L’Iroquois, craignant que l’ennemi ne lui échappât à la faveur de cette règle, sortit alors du port et vint se poster à l’affût, à une lieue en mer, prêt à poursuivre le Sumter dès que celui-ci lèverait l’ancre. Le commandant fédéral avait en outre des amis aux aguets dans la ville ; on devait lui faire signe du rivage aussitôt que le corsaire confédéré se mettrait en mouvement. Précautions inutiles : le Sumter profita d’une nuit obscure pour s’échapper sans qu’il y eût moyen de savoir quelle route il avait suivie. Beaucoup plus tard seulement, on apprit qu’il était sur les côtes d’Espagne. Arrivé à Gibraltar, il y fut vendu à un armateur, et ce terrible corsaire, qui avait jeté l’effroi dans la marine américaine, revint peu après à Londres comme un simple bâtiment de commerce.
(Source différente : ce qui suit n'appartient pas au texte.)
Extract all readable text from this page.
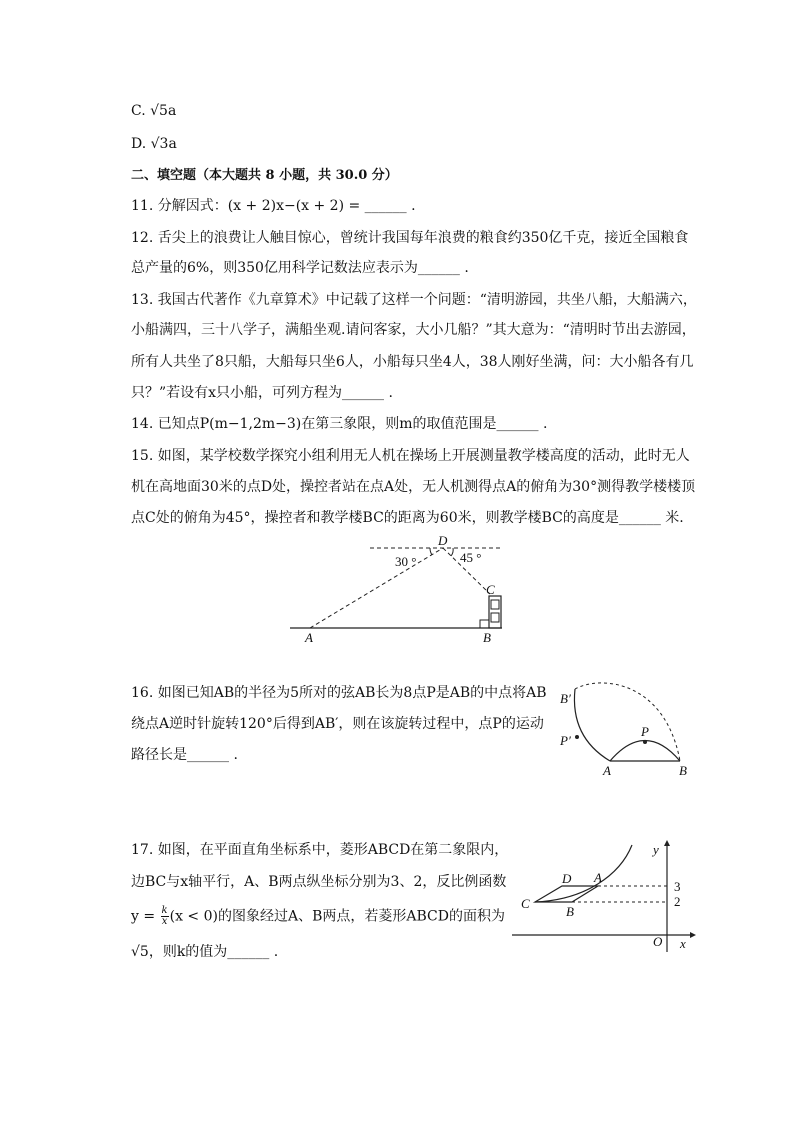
C. √5a
D. √3a
二、填空题（本大题共 8 小题，共 30.0 分）
11. 分解因式：(x + 2)x−(x + 2) = ______ .
12. 舌尖上的浪费让人触目惊心，曾统计我国每年浪费的粮食约350亿千克，接近全国粮食
总产量的6%，则350亿用科学记数法应表示为______ .
13. 我国古代著作《九章算术》中记载了这样一个问题：“清明游园，共坐八船，大船满六，
小船满四，三十八学子，满船坐观.请问客家，大小几船？”其大意为：“清明时节出去游园，
所有人共坐了8只船，大船每只坐6人，小船每只坐4人，38人刚好坐满，问：大小船各有几
只？”若设有x只小船，可列方程为______ .
14. 已知点P(m−1,2m−3)在第三象限，则m的取值范围是______ .
15. 如图，某学校数学探究小组利用无人机在操场上开展测量教学楼高度的活动，此时无人
机在高地面30米的点D处，操控者站在点A处，无人机测得点A的俯角为30°测得教学楼楼顶
点C处的俯角为45°，操控者和教学楼BC的距离为60米，则教学楼BC的高度是______ 米.
D
30 °	45 °
C
A	B
16. 如图已知AB的半径为5所对的弦AB长为8点P是AB的中点将AB
绕点A逆时针旋转120°后得到AB′，则在该旋转过程中，点P的运动
路径长是______ .
B′
P′
P
A	B
17. 如图，在平面直角坐标系中，菱形ABCD在第二象限内，
边BC与x轴平行，A、B两点纵坐标分别为3、2，反比例函数
$y = \frac{k}{x} (x < 0)$的图象经过A、B两点，若菱形ABCD的面积为
√5，则k的值为______ .
D A
C
B
3
2
O x
y
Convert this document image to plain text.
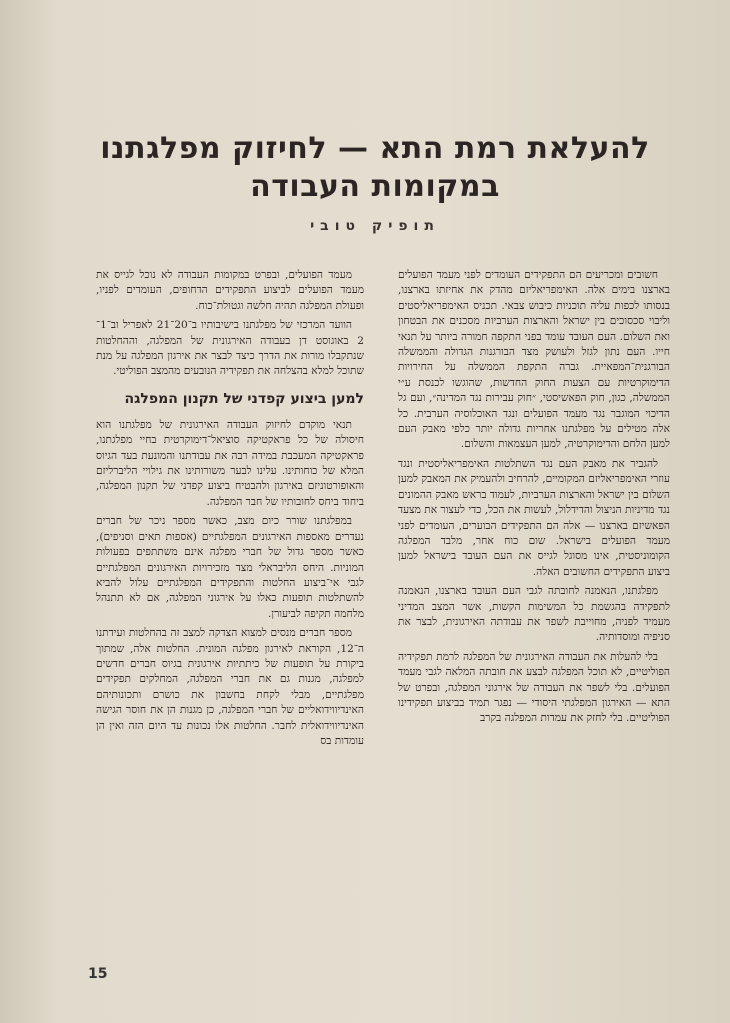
להעלאת רמת התא — לחיזוק מפלגתנו
במקומות העבודה
תופיק טובי

חשובים ומכריעים הם התפקידים העומדים לפני מעמד הפועלים בארצנו בימים אלה. האימפריאליזם מהדק את אחיזתו בארצנו, בנסותו לכפות עליה תוכניות כיבוש צבאי. תכניס האימפריאליסטים וליבוי סכסוכים בין ישראל והארצות הערביות מסכנים את הבטחון ואת השלום. העם העובד עומד בפני התקפה חמורה ביותר על תנאי חייו. העם נתון לגזל ולעושק מצד הבורגנות הגדולה והממשלה הבורגנית־המפאיית. גברה התקפת הממשלה על החירויות הדימוקרטיות עם הצעות החוק החדשות, שהוגשו לכנסת ע״י הממשלה, כגון, חוק הפאשיסטי, ״חוק עבירות נגד המדינה״, ועם גל הדיכוי המוגבר נגד מעמד הפועלים ונגד האוכלוסיה הערבית. כל אלה מטילים על מפלגתנו אחריות גדולה יותר כלפי מאבק העם למען הלחם והדימוקרטיה, למען העצמאות והשלום.

להגביר את מאבק העם נגד השתלטות האימפריאליסטית ונגד עוזרי האימפריאליזם המקומיים, להרחיב ולהעמיק את המאבק למען השלום בין ישראל והארצות הערביות, לעמוד בראש מאבק ההמונים נגד מדיניות הניצול והדידלול, לעשות את הכל, כדי לעצור את מצעד הפאשיזם בארצנו — אלה הם התפקידים הבוערים, העומדים לפני מעמד הפועלים בישראל. שום כוח אחר, מלבד המפלגה הקומוניסטית, אינו מסוגל לגייס את העם העובד בישראל למען ביצוע התפקידים החשובים האלה.

מפלגתנו, הנאמנה לחובתה לגבי העם העובד בארצנו, הנאמנה לתפקידה בהגשמת כל המשימות הקשות, אשר המצב המדיני מעמיד לפניה, מחוייבת לשפר את עבודתה האירגונית, לבצר את סניפיה ומוסדותיה.

בלי להעלות את העבודה האירגונית של המפלגה לרמת תפקידיה הפוליטיים, לא תוכל המפלגה לבצע את חובתה המלאה לגבי מעמד הפועלים. בלי לשפר את העבודה של אירגוני המפלגה, ובפרט של התא — האירגון המפלגתי היסודי — נפגר תמיד בביצוע תפקידינו הפוליטיים. בלי לחזק את עמדות המפלגה בקרב

מעמד הפועלים, ובפרט במקומות העבודה לא נוכל לגייס את מעמד הפועלים לביצוע התפקידים הדחופים, העומדים לפניו, ופעולת המפלגה תהיה חלשה וגטולת־כוח.

הוועד המרכזי של מפלגתנו בישיבותיו ב־20־21 לאפריל וב־1־2 באוגוסט דן בעבודה האירגונית של המפלגה, וההחלטות שנתקבלו מורות את הדרך כיצד לבצר את אירגון המפלגה על מנת שתוכל למלא בהצלחה את תפקידיה הנובעים מהמצב הפוליטי.

למען ביצוע קפדני של תקנון המפלגה

תנאי מוקדם לחיזוק העבודה האירגונית של מפלגתנו הוא חיסולה של כל פראקטיקה סוציאל־דימוקרטית בחיי מפלגתנו, פראקטיקה המעכבת במידה רבה את עבודתנו והמונעת בעד הגיוס המלא של כוחותינו. עלינו לבער משורותינו את גילויי הליברליזם והאופורטוניזם באירגון ולהבטיח ביצוע קפדני של תקנון המפלגה, ביחוד ביחס לחובותיו של חבר המפלגה.

במפלגתנו שורר כיום מצב, כאשר מספר ניכר של חברים נעדרים מאספות האירגונים המפלגתיים (אספות תאים וסניפים), כאשר מספר גדול של חברי מפלגה אינם משתתפים בפעולות המוניות. היחס הליבראלי מצד מזכירויות האירגונים המפלגתיים לגבי אי־ביצוע החלטות והתפקידים המפלגתיים עלול להביא להשתלטות תופעות כאלו על אירגוני המפלגה, אם לא תתנהל מלחמה תקיפה לביעורן.

מספר חברים מנסים למצוא הצדקה למצב זה בהחלטות ועידתנו ה־12, הקוראת לאירגון מפלגה המונית. החלטות אלה, שמתוך ביקורת על תופעות של כיתתיות אירגונית בגיוס חברים חדשים למפלגה, מגנות גם את חברי המפלגה, המחלקים תפקידים מפלגתיים, מבלי לקחת בחשבון את כושרם ותכונותיהם האינדיווידואליים של חברי המפלגה, כן מגנות הן את חוסר הגישה האינדיווידואלית לחבר. החלטות אלו נכונות עד היום הזה ואין הן עומדות בס

15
Cet incident du séjour du Sumter à la Martinique mérite d’être cité parce qu’il prouve que les officiers fédéraux comprenaient souvent d’une manière étrange les droits protecteurs des neutres. Stationner sous vapeur en vue d’un port pour guetter l’ennemi, entretenir des intelligences avec le rivage, se soustraire par ces moyens aux règles ordinaires de la guerre, ce sont des procédés insolites contre lesquels les autorités coloniales n’étaient pas en garde, et qui n’auraient pas été tolérés assurément dans un port du continent européen. Vers le même temps, un autre corsaire confédéré, le Nashville, fut bloqué dans le port de Southampton par le Tuscarora, bâtiment de guerre fédéral. Ce dernier fut contraint de rester à l’ancre, et ne reprit la liberté de ses mouvemens que vingt-quatre heures après le départ de son rival.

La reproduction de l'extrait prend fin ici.